We corralled a cop to get directions to the nearest subway and the next part of the journey was underway. Going down stairs after a marathon is no easy task and must be fun to watch but nevertheless it was the only way to get back to the hotel to get our bags. We needed to get to Poughkeepsie as quick as possible as the Packers/Steelers game was about to start! This would be the first time in some 10 years that I would miss the opening kickoff of a Packer game, not an insignificant sacrifice in my household.
We reached the hotel, grabbed a cab and arrived at Grand Central Station with 15 minutes to spare for the next train. No time for supper however. The train was filling with end of the day commuters heading back North but we managed to find seats together. It was sure good to sit down and know you didn’t have to move for a while. Again, it was interesting to view the people getting on and off. A husband and wife were happily discussing a day in the city. West Point Cadets were returning to the barracks after a brief furlough. A simple nod was exchanged with another marathon participant because words were not necessary, a short connection borne through a common achievement.
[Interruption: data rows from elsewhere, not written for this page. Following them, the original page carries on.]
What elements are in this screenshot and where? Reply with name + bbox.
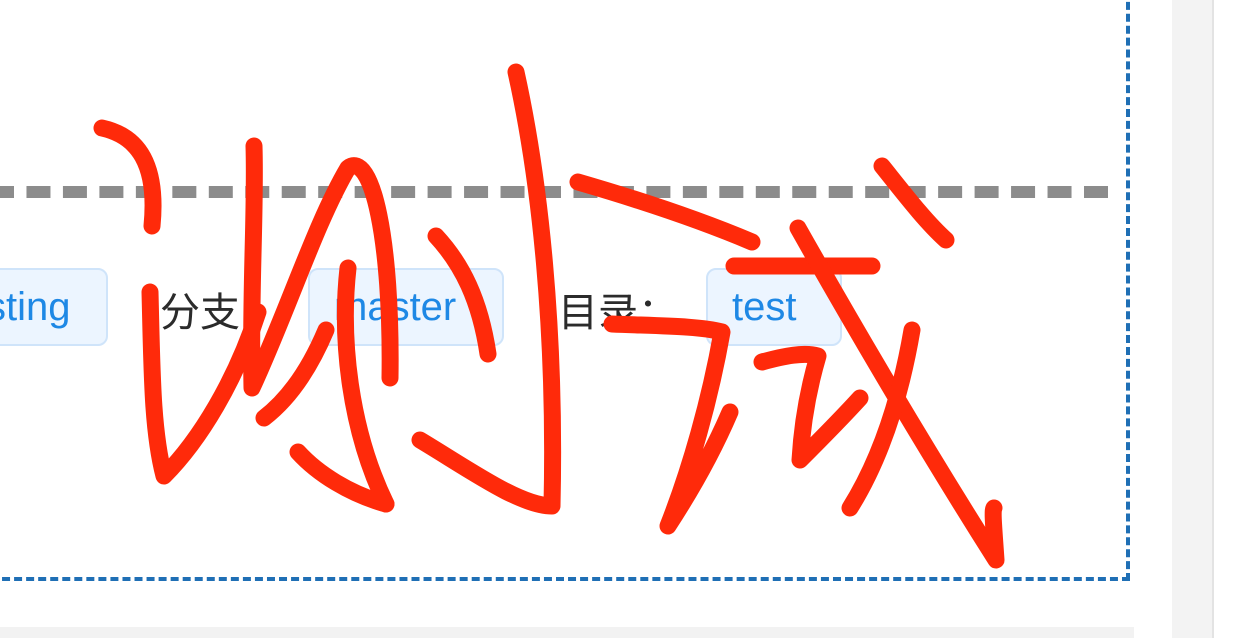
next-card-edge xyxy=(0,627,1134,638)
content-card: sting 分支： master 目录： test xyxy=(0,0,1130,581)
directory-tag[interactable]: test xyxy=(706,268,842,346)
dashed-divider xyxy=(0,186,1108,198)
window-edge xyxy=(1214,0,1256,638)
project-tag[interactable]: sting xyxy=(0,268,108,346)
meta-row: sting 分支： master 目录： test xyxy=(0,264,1108,352)
directory-label: 目录： xyxy=(558,291,678,335)
branch-tag[interactable]: master xyxy=(308,268,504,346)
branch-label: 分支： xyxy=(160,291,280,335)
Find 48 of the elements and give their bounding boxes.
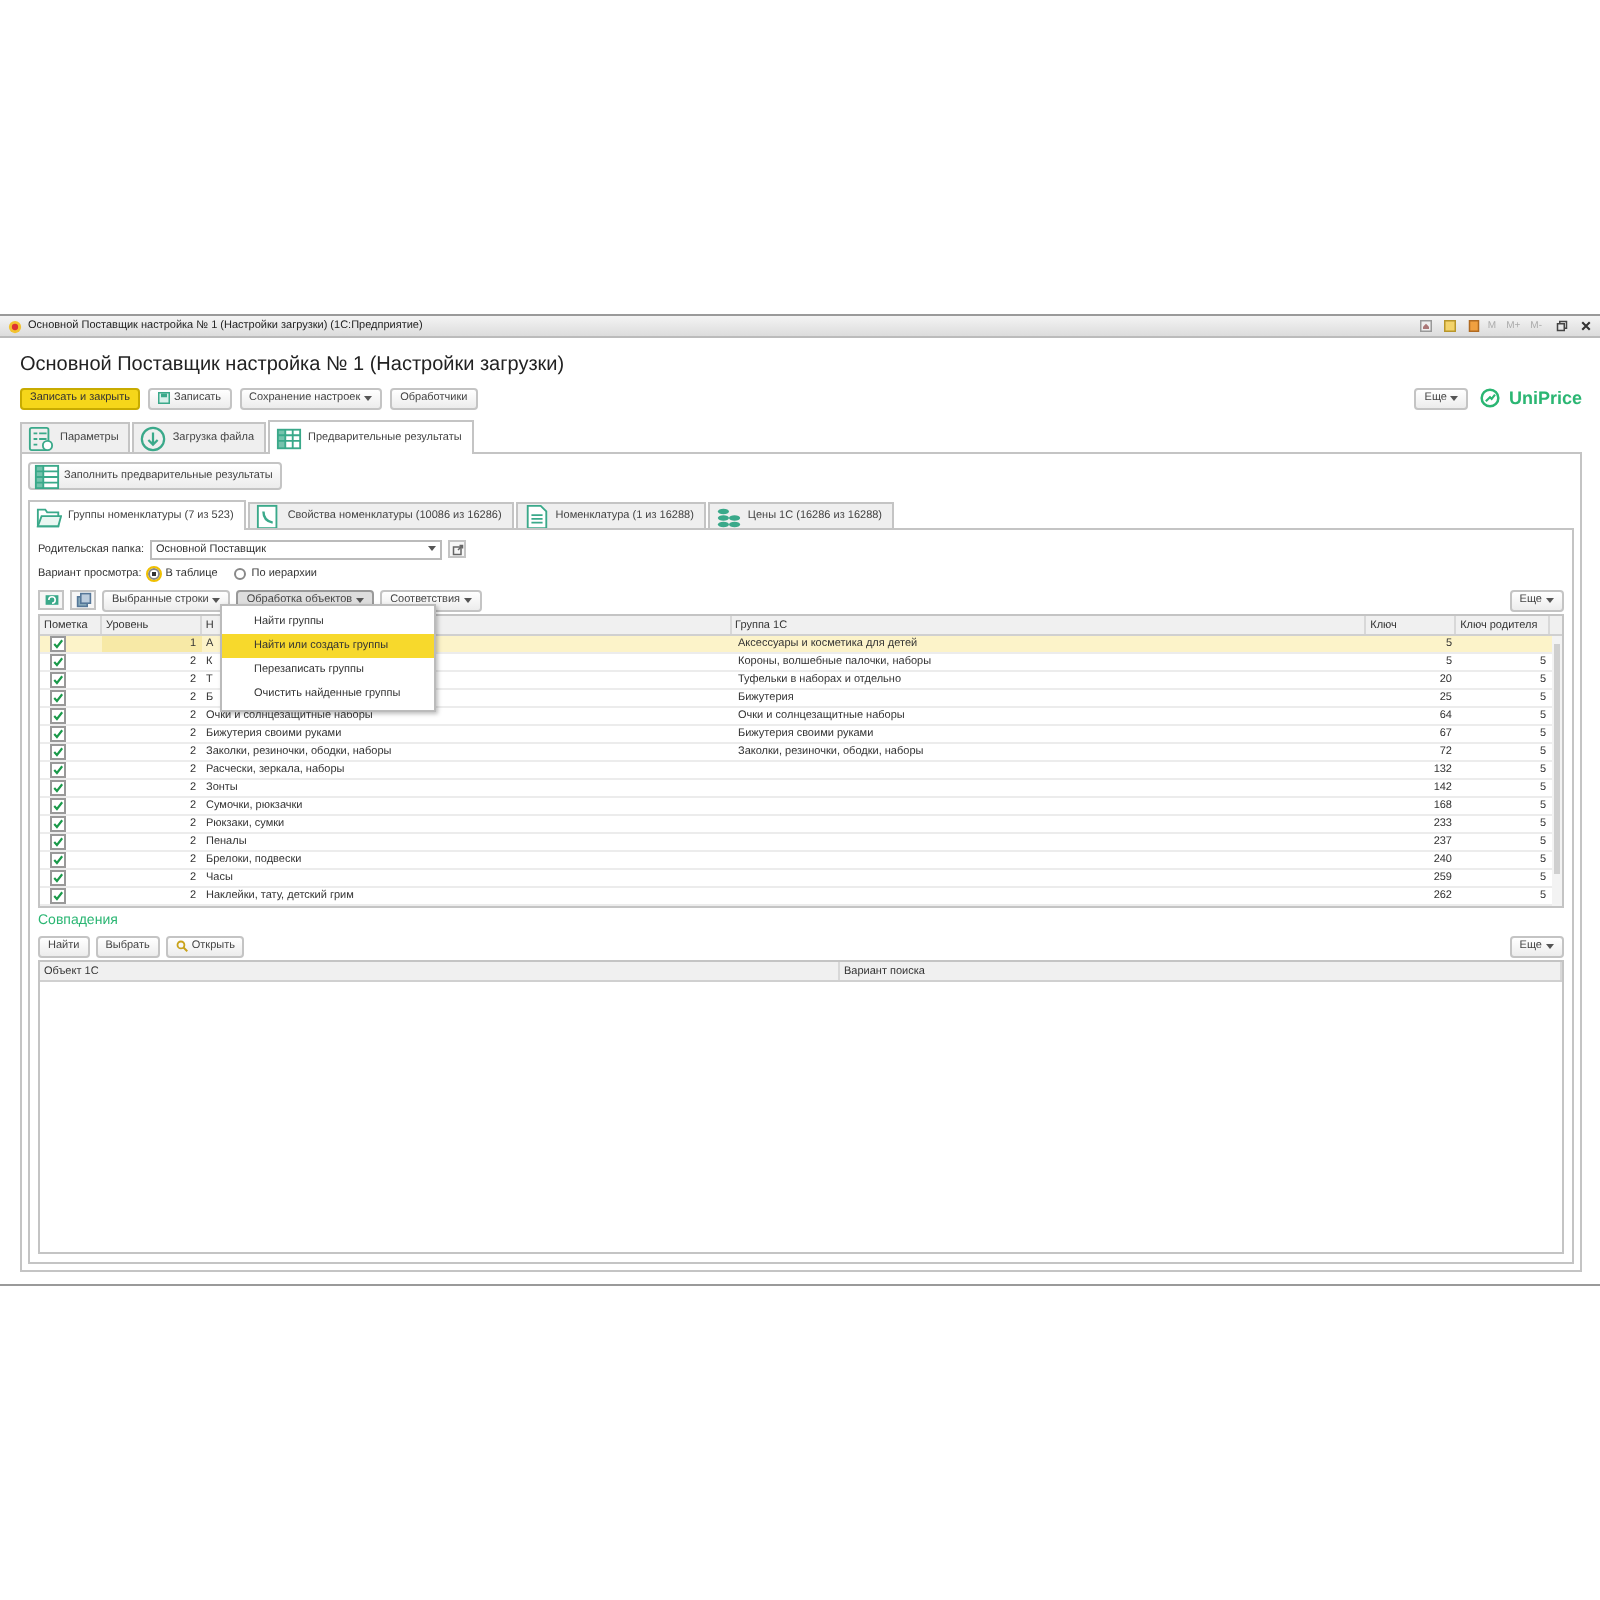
caret-icon (1546, 597, 1554, 603)
caret-icon (464, 597, 473, 603)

About 90 minutes later and we were at the car and off to Syracuse. Kevin took the wheel while Becky navigated the route back to the throughway. After a stop for some hot food, we drove through a lightning storm and some rain. Excited from the day, the conversation ranged from Terrell Owens, Carolina Panther Cheerleaders, the escape of a death row convict in Houston and Middle East politics. I just sat back in amazement as Becky and Zach discussed the Middle East. Having known both since they were borne, I felt proud, old and sentimental all at the same time remembering when all they watched on TV were cartoons (Smurfs in particular!). For me life has always been the little things and I think the car rides to and from Syracuse were well worth the whole trip. Well, other than the hot shower some 8 hours after the marathon that is!
To the tune of Becky’s dogs running down the steps, we were awakened on Monday morning shortly after 5 am. The return trip was a driving and sleeping rotation between Zach, Kevin and I. While we did have to show our identification at the border, security was still unimpressive. As quick as it had begun, we were home once again.
Checking the website, I find that I finished 16,789th out of 37,516. It was the largest marathon of all time. What does that mean? It is pretty insignificant in the big picture of the world but in my small life it was a great event. To go from the eastern shore of our country and run through the crowds of our greatest city so full of history made me feel more like an American than anything I have ever done. Crossing the first bridge and viewing the skyline long since vacated by the twin towers made one appreciate being alive. I felt pride in running past New York firemen and their trucks along various spots in the route.
The New York City Marathon is simply called “the marathon” when you are in the city that weekend. Thousands of volunteers and even more thousands of spectators make every participant feel welcome and appreciated. It is hard to believe that a city like New York can create the small town feeling I so enjoy at Timber Lake in July but I know that it happened because I was there at what I will always consider the greatest American event.